Olivares has lived in East Elmhurst for 21 years. She says it doesn’t take a lot of water to cause flooding in the alleyway behind her home. Ida’s rainfall rate at the storm peak was more than five inches an hour at nearby LaGuardia Airport.
There’s no drainage on this private driveway and the water rushed down like a raging river.
"It’s all downhill, so it pooled in Astoria Boulevard and that’s why that’s where Biden ended up,” said Olivares, referring to when President Joe Biden toured a nearby block six days after the storm. “But we were just a block away, so it was all four to six feet of water,” she added.
"I wish every American could walk down this alley with me to see and talk to the people who have been devastated,” Biden said during a news conference after visiting the devastated area.
The city says it invested nearly $2 billion upgrading drainage systems in Southeast Queens. The work will continue through 2025.
But Olivares says she believes the city should do more in her neighborhood. So, she’s petitioning for the city to install a storm drain to prevent those dangerous flash floods and bring her neighbors peace of mind.
"When we hear thunderstorm, we’re all panicking,” said Olivares. “This hurricane season is very stressful for us, always has been because of majority of all the rain. But after Ida, like I said, different ballgame.”
According to the Department of Environmental Protection, the agency is unable to use DEP funds on private property. A nearby private drainage system was repaired after the city declared it a public health hazard. This designation allows DEP to use its funds on private property to make the needed repairs.
Some 10 miles away, Eileen Bendoyro is still waiting for a new beginning. She’s been living in a hotel room near Kennedy Airport with her 14-year-old son for almost a year. Hurricane Ida flooded out her East Elmhurst basement apartment where she lived for almost 20 years.
"I lost everything there," said Bendoyro.
Bendroyo says the Department of Housing Preservation and Development provided vouchers for housing for her and other families displaced by Ida. But she says finding a landlord willing to take the voucher has been impossible.
An HPD spokesperson says more than 250 families displaced by Ida have been able to find housing, and HPD continues to provide support for the 109 families still in hotels.
"We need to move to start our life again,” said Bendoyro.
Bendoyro filed a financial claim with the city, but the City Comptroller’s Office rejected it along with all the others, 4,700 claims total — denied.
The comptroller cited a century-plus old ruling where a judge found the city not liable for damage from extraordinary rainfall.
State Senator Jessica Ramos says there has been a serious failure to provide economic relief and the city needs a better emergency plan in place.

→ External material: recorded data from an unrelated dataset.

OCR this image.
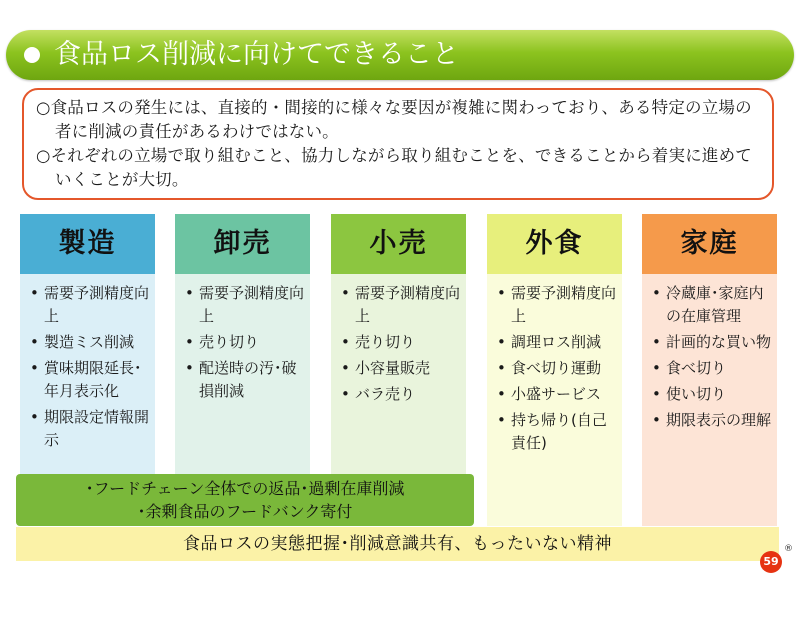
食品ロス削減に向けてできること
○食品ロスの発生には、直接的・間接的に様々な要因が複雑に関わっており、ある特定の立場の者に削減の責任があるわけではない。
○それぞれの立場で取り組むこと、協力しながら取り組むことを、できることから着実に進めていくことが大切。
製造
• 需要予測精度向上
• 製造ミス削減
• 賞味期限延長･年月表示化
• 期限設定情報開示
卸売
• 需要予測精度向上
• 売り切り
• 配送時の汚･破損削減
小売
• 需要予測精度向上
• 売り切り
• 小容量販売
• バラ売り
外食
• 需要予測精度向上
• 調理ロス削減
• 食べ切り運動
• 小盛サービス
• 持ち帰り(自己責任)
家庭
• 冷蔵庫･家庭内の在庫管理
• 計画的な買い物
• 食べ切り
• 使い切り
• 期限表示の理解
･フードチェーン全体での返品･過剰在庫削減
･余剰食品のフードバンク寄付
食品ロスの実態把握･削減意識共有、もったいない精神
59
®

Ramos sponsors a bill that would close bad faith insurance loopholes and another that would require the city to mitigate property damage caused by natural disasters. But she points out the next legislative session starts in January and hurricane season is far from over.
"It’s time to get cracking, because we don’t know when the next storm is going to hit," said Ramos.
A spokesperson for Mayor Eric Adams says the administration is committed to bolstering sewer capacity and strengthening other resiliency efforts.
But, at the hotel, Bendoyro, and six other families still living there, feel as if they’re in limbo.
"Our situation is no easy," said Bendoyro.
Back in East Elmhurst, Olivares knows being home provides some comfort, that is, until the next big storm hits.
"It’s hard for us to maintain what we’ve worked for and not get the help from the city," said Olivares.